Weng died on August 6, and his family later complained that they and his insurer were left with a hospital bill of 5.5 million yuan (6,000), including 4 million yuan for imported medicine that doctors urged the family to buy. The hospital charged for 1,180 diagnoses and blood transfusions, his son Weng Qiang said at the time.

Today's report did not explain the discrepancy in figures between the family's claims and the official findings.

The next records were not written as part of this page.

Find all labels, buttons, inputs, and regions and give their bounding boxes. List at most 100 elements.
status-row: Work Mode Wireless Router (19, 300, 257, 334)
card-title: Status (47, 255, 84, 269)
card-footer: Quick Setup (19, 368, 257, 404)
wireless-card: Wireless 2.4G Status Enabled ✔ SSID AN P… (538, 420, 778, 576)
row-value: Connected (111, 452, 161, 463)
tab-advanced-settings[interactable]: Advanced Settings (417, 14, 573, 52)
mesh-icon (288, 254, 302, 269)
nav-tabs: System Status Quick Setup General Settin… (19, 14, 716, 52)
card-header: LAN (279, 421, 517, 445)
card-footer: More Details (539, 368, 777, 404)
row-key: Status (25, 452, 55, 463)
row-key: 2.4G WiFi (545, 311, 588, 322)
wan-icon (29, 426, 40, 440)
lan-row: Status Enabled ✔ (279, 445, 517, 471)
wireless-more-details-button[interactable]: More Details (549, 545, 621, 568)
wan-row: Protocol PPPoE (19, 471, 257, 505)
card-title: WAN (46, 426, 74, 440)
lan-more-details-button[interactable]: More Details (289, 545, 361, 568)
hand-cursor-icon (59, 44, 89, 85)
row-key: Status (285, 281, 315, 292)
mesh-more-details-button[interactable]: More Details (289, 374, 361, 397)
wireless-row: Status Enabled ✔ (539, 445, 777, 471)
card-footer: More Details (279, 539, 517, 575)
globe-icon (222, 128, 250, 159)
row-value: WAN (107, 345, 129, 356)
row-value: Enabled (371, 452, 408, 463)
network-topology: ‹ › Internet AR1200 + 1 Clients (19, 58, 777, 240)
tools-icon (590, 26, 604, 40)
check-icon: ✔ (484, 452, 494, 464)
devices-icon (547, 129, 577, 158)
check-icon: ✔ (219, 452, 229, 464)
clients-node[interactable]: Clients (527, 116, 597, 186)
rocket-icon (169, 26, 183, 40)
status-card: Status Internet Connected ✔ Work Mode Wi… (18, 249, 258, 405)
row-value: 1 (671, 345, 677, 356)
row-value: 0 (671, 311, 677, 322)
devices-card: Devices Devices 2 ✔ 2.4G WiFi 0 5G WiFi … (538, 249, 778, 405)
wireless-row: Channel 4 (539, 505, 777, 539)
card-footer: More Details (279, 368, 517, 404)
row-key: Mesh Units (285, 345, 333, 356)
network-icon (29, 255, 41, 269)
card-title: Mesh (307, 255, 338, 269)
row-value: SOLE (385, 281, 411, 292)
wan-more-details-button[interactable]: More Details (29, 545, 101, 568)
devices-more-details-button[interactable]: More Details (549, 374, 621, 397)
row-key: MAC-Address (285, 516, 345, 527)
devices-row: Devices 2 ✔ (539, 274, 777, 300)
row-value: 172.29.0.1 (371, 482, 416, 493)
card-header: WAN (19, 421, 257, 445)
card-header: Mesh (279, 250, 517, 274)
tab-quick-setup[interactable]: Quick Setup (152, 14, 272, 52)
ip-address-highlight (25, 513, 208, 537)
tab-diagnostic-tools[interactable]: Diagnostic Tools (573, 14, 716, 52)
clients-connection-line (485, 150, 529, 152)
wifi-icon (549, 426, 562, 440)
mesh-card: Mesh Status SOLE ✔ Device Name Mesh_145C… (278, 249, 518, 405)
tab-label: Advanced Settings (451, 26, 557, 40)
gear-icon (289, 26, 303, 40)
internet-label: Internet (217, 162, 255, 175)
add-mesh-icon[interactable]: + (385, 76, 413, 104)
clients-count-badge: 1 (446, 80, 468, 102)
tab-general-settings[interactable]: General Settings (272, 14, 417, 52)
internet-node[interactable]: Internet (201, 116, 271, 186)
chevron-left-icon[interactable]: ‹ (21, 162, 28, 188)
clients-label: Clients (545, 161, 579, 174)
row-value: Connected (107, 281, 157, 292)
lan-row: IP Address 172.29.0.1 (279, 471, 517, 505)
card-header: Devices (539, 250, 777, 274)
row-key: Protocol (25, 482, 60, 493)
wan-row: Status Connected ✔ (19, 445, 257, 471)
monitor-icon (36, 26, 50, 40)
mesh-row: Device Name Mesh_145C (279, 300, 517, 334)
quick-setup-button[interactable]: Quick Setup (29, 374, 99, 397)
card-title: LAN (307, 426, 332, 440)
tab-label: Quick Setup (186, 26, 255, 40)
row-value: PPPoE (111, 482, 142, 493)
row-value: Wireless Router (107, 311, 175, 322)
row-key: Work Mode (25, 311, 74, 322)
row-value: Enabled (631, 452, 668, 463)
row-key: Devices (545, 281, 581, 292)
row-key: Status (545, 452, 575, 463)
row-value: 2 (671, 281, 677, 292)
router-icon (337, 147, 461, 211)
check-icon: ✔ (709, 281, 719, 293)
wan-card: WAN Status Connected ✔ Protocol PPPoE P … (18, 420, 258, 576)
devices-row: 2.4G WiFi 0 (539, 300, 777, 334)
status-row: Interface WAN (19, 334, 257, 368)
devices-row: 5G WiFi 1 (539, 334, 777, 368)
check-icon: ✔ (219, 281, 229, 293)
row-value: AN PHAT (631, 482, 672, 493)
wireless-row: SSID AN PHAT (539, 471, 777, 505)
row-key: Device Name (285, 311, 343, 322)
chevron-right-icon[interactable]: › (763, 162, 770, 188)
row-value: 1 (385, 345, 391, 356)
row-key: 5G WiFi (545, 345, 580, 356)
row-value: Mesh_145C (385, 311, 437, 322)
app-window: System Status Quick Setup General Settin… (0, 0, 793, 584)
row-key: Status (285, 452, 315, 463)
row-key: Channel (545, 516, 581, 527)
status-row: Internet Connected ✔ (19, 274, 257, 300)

The investigation by the Health Ministry and other agencies found that Weng was charged many times for the same tests, as well as for tests and medicines that he never received.

Intensive care unit staff later altered Weng's records to make the charges appear legitimate.

Health Minister Gao Qiang has promised to hold down medical bills, which are a sore point for many people. The government has also announced plans to extend medical insurance and ''budget'' hospital care.

But Today's announcement acknowledged that many Chinese have lost confidence in their doctors.

''The Harbin case of sky-high medical charges has seriously damaged the image of the healthcare profession and caused malign social consequences,'' the official notice on the case said, according to the Beijing News.

Health officials and hospitals ''should draw profound lessons from the case and treat it as a warning'', it said.

Hospital presidents will, without exception, be sacked in future cases of serious over-charging, it added.